In one of her most candid interviews, El Saadawi explained that after a decade of studying the world’s religions, she saw a clear pattern: no matter the doctrine, religion as an institution had been used to enforce gender inequality, uphold racism, and preserve class hierarchies.
“Religion is a political ideology,” she said. “It is not a moral ideology. Politics cannot exist without religion. They need God all the time to justify injustices.”
Religion as a Political Tool
El Saadawi’s point was not about faith itself, but about how religion is wielded by those in power. Across history, religious authority has been used to defend slavery, colonialism, segregation, and the subjugation of women.

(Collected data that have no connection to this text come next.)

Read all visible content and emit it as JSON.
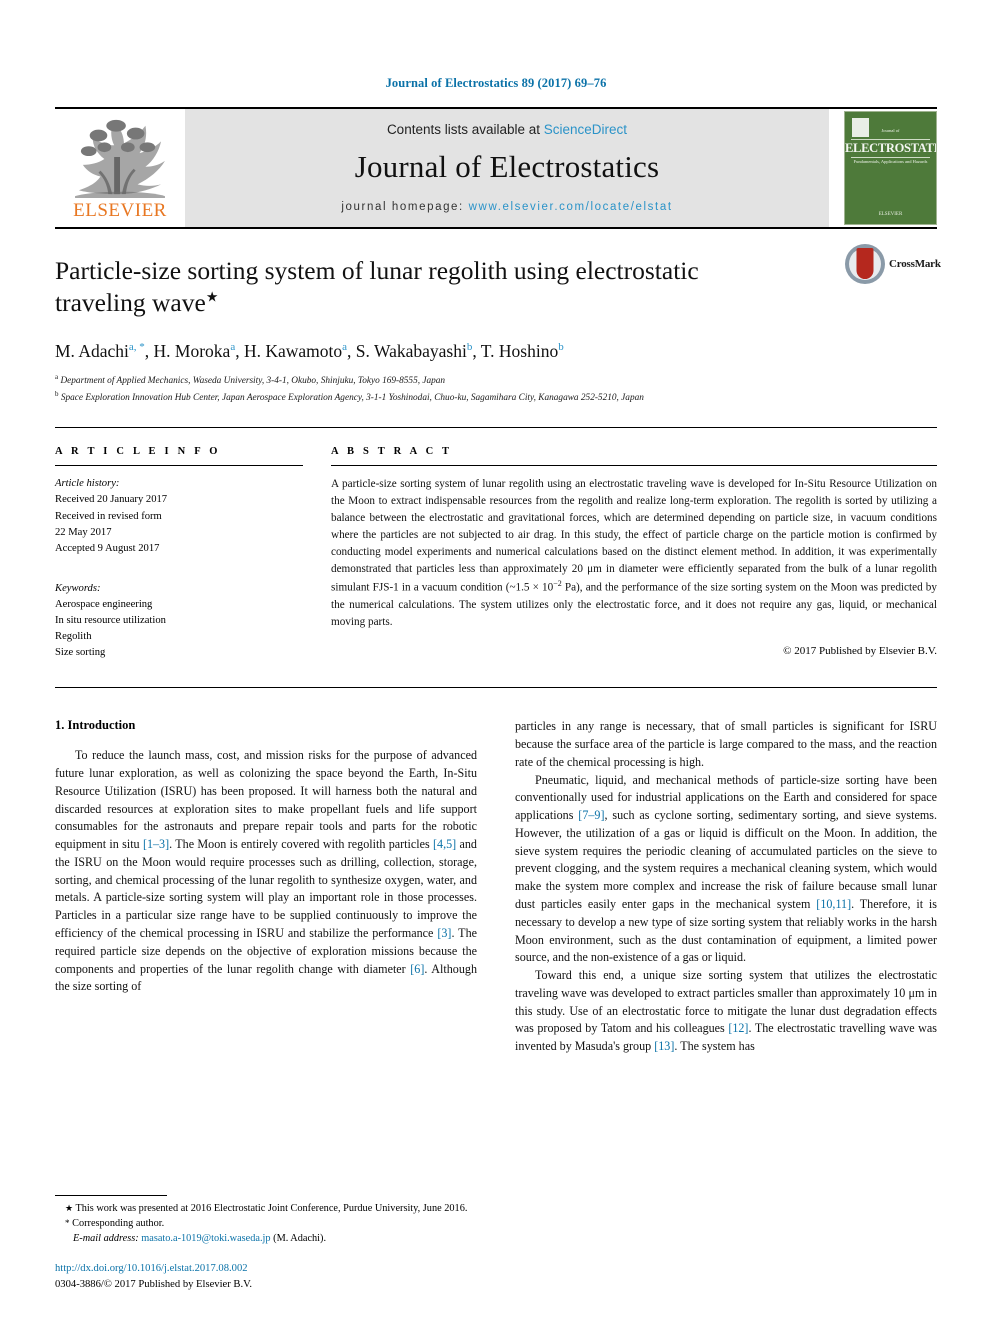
{
  "running_head": "Journal of Electrostatics 89 (2017) 69–76",
  "masthead": {
    "publisher_logo_text": "ELSEVIER",
    "contents_prefix": "Contents lists available at ",
    "contents_link": "ScienceDirect",
    "journal_name": "Journal of Electrostatics",
    "homepage_prefix": "journal homepage: ",
    "homepage_url": "www.elsevier.com/locate/elstat",
    "cover": {
      "small_top": "Journal of",
      "title": "ELECTROSTATICS",
      "subtitle": "Fundamentals, Applications and Hazards",
      "bottom": "ELSEVIER"
    }
  },
  "article": {
    "title": "Particle-size sorting system of lunar regolith using electrostatic traveling wave",
    "title_footnote_marker": "★",
    "crossmark_label": "CrossMark",
    "authors": [
      {
        "name": "M. Adachi",
        "marks": "a, *"
      },
      {
        "name": "H. Moroka",
        "marks": "a"
      },
      {
        "name": "H. Kawamoto",
        "marks": "a"
      },
      {
        "name": "S. Wakabayashi",
        "marks": "b"
      },
      {
        "name": "T. Hoshino",
        "marks": "b"
      }
    ],
    "affiliations": [
      {
        "mark": "a",
        "text": "Department of Applied Mechanics, Waseda University, 3-4-1, Okubo, Shinjuku, Tokyo 169-8555, Japan"
      },
      {
        "mark": "b",
        "text": "Space Exploration Innovation Hub Center, Japan Aerospace Exploration Agency, 3-1-1 Yoshinodai, Chuo-ku, Sagamihara City, Kanagawa 252-5210, Japan"
      }
    ]
  },
  "article_info": {
    "heading": "A R T I C L E   I N F O",
    "history_label": "Article history:",
    "history": [
      "Received 20 January 2017",
      "Received in revised form",
      "22 May 2017",
      "Accepted 9 August 2017"
    ],
    "keywords_label": "Keywords:",
    "keywords": [
      "Aerospace engineering",
      "In situ resource utilization",
      "Regolith",
      "Size sorting"
    ]
  },
  "abstract": {
    "heading": "A B S T R A C T",
    "part1": "A particle-size sorting system of lunar regolith using an electrostatic traveling wave is developed for In-Situ Resource Utilization on the Moon to extract indispensable resources from the regolith and realize long-term exploration. The regolith is sorted by utilizing a balance between the electrostatic and gravitational forces, which are determined depending on particle size, in vacuum conditions where the particles are not subjected to air drag. In this study, the effect of particle charge on the particle motion is confirmed by conducting model experiments and numerical calculations based on the distinct element method. In addition, it was experimentally demonstrated that particles less than approximately 20 μm in diameter were efficiently separated from the bulk of a lunar regolith simulant FJS-1 in a vacuum condition (~1.5 × 10",
    "exponent": "−2",
    "part2": " Pa), and the performance of the size sorting system on the Moon was predicted by the numerical calculations. The system utilizes only the electrostatic force, and it does not require any gas, liquid, or mechanical moving parts.",
    "copyright": "© 2017 Published by Elsevier B.V."
  },
  "introduction": {
    "heading": "1.  Introduction",
    "left_paragraphs": [
      {
        "p1": "To reduce the launch mass, cost, and mission risks for the purpose of advanced future lunar exploration, as well as colonizing the space beyond the Earth, In-Situ Resource Utilization (ISRU) has been proposed. It will harness both the natural and discarded resources at exploration sites to make propellant fuels and life support consumables for the astronauts and prepare repair tools and parts for the robotic equipment in situ ",
        "c1": "[1–3]",
        "p2": ". The Moon is entirely covered with regolith particles ",
        "c2": "[4,5]",
        "p3": " and the ISRU on the Moon would require processes such as drilling, collection, storage, sorting, and chemical processing of the lunar regolith to synthesize oxygen, water, and metals. A particle-size sorting system will play an important role in those processes. Particles in a particular size range have to be supplied continuously to improve the efficiency of the chemical processing in ISRU and stabilize the performance ",
        "c3": "[3]",
        "p4": ". The required particle size depends on the objective of exploration missions because the components and properties of the lunar regolith change with diameter ",
        "c4": "[6]",
        "p5": ". Although the size sorting of"
      }
    ],
    "right_paragraphs": [
      {
        "p1": "particles in any range is necessary, that of small particles is significant for ISRU because the surface area of the particle is large compared to the mass, and the reaction rate of the chemical processing is high."
      },
      {
        "p1": "Pneumatic, liquid, and mechanical methods of particle-size sorting have been conventionally used for industrial applications on the Earth and considered for space applications ",
        "c1": "[7–9]",
        "p2": ", such as cyclone sorting, sedimentary sorting, and sieve systems. However, the utilization of a gas or liquid is difficult on the Moon. In addition, the sieve system requires the periodic cleaning of accumulated particles on the sieve to prevent clogging, and the system requires a mechanical cleaning system, which would make the system more complex and increase the risk of failure because small lunar dust particles easily enter gaps in the mechanical system ",
        "c2": "[10,11]",
        "p3": ". Therefore, it is necessary to develop a new type of size sorting system that reliably works in the harsh Moon environment, such as the dust contamination of equipment, a limited power source, and the non-existence of a gas or liquid."
      },
      {
        "p1": "Toward this end, a unique size sorting system that utilizes the electrostatic traveling wave was developed to extract particles smaller than approximately 10 μm in this study. Use of an electrostatic force to mitigate the lunar dust degradation effects was proposed by Tatom and his colleagues ",
        "c1": "[12]",
        "p2": ". The electrostatic travelling wave was invented by Masuda's group ",
        "c2": "[13]",
        "p3": ". The system has"
      }
    ]
  },
  "footnotes": {
    "star_marker": "★",
    "star_text": " This work was presented at 2016 Electrostatic Joint Conference, Purdue University, June 2016.",
    "corr_marker": "*",
    "corr_text": " Corresponding author.",
    "email_label": "E-mail address: ",
    "email": "masato.a-1019@toki.waseda.jp",
    "email_suffix": " (M. Adachi).",
    "doi": "http://dx.doi.org/10.1016/j.elstat.2017.08.002",
    "issn_line": "0304-3886/© 2017 Published by Elsevier B.V."
  },
  "colors": {
    "link": "#0b72a8",
    "sciencedirect": "#2b93c8",
    "elsevier_orange": "#E87722",
    "cover_green": "#4e7a3a",
    "masthead_grey": "#e3e3e3"
  }
}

In modern contexts, laws restricting reproductive rights, LGBTQ+ freedoms, and dress codes for women are often framed as moral imperatives rooted in faith — even when they serve political ends.
She argued that this political use of religion thrives on fear. “When you use God to justify oppression of women, the veiling of women, the oppression of poor people, class oppression, race oppression — then everybody is afraid to criticize.” To question these systems is to risk being labeled immoral, unfaithful, or dangerous.
The Illusion of Choice
El Saadawi was particularly critical of how “freedom of choice” is used to shield oppressive norms from critique. She challenged the idea that a choice made under systemic pressure can be considered truly free. “Do women really choose to be veiled under any age? Why are women veiled and men are not veiled?”
Her stance wasn’t against veiling itself — but against its gendered enforcement. “I’m not against veiling, but everybody should be veiled. I’m not against nakedness, but everybody should be naked — men and women.”
This insight applies far beyond dress codes. The same logic appears when women are said to “choose” pay gaps by entering certain professions, or when mothers are said to “choose” unpaid caregiving at the expense of careers. El Saadawi forces us to ask: are these real choices, or the predictable outcomes of a system built to limit options?
Why Her Words Still Matter
El Saadawi’s critique remains urgent today. Around the world, governments still legislate morality under the banner of religion, from restricting abortion rights to criminalizing dissent against religious authority. In each case, the justification is framed as divine will — which conveniently places it above debate.
Her work asks us to look past the rhetoric and ask: who benefits when morality is enforced by law? Whose freedom is protected, and whose is curtailed? And why are we so willing to accept the idea that some questions are too sacred to be asked?
Breaking the Silence
“Why are people so afraid to criticize religion?” El Saadawi asked. The answer, she suggested, lies in power’s dependence on sanctity. If we remove the sacred shield, the political motives beneath become visible — and vulnerable.
Her legacy is not about rejecting faith, but about refusing to let faith be weaponized. It’s a call to examine the structures that shape our “choices” and to strip away the fear that keeps us from speaking truth to power.
Because once we see that religion, as practiced in politics, is not untouchable morality but human-made ideology, we can finally imagine systems that serve people — not the other way around.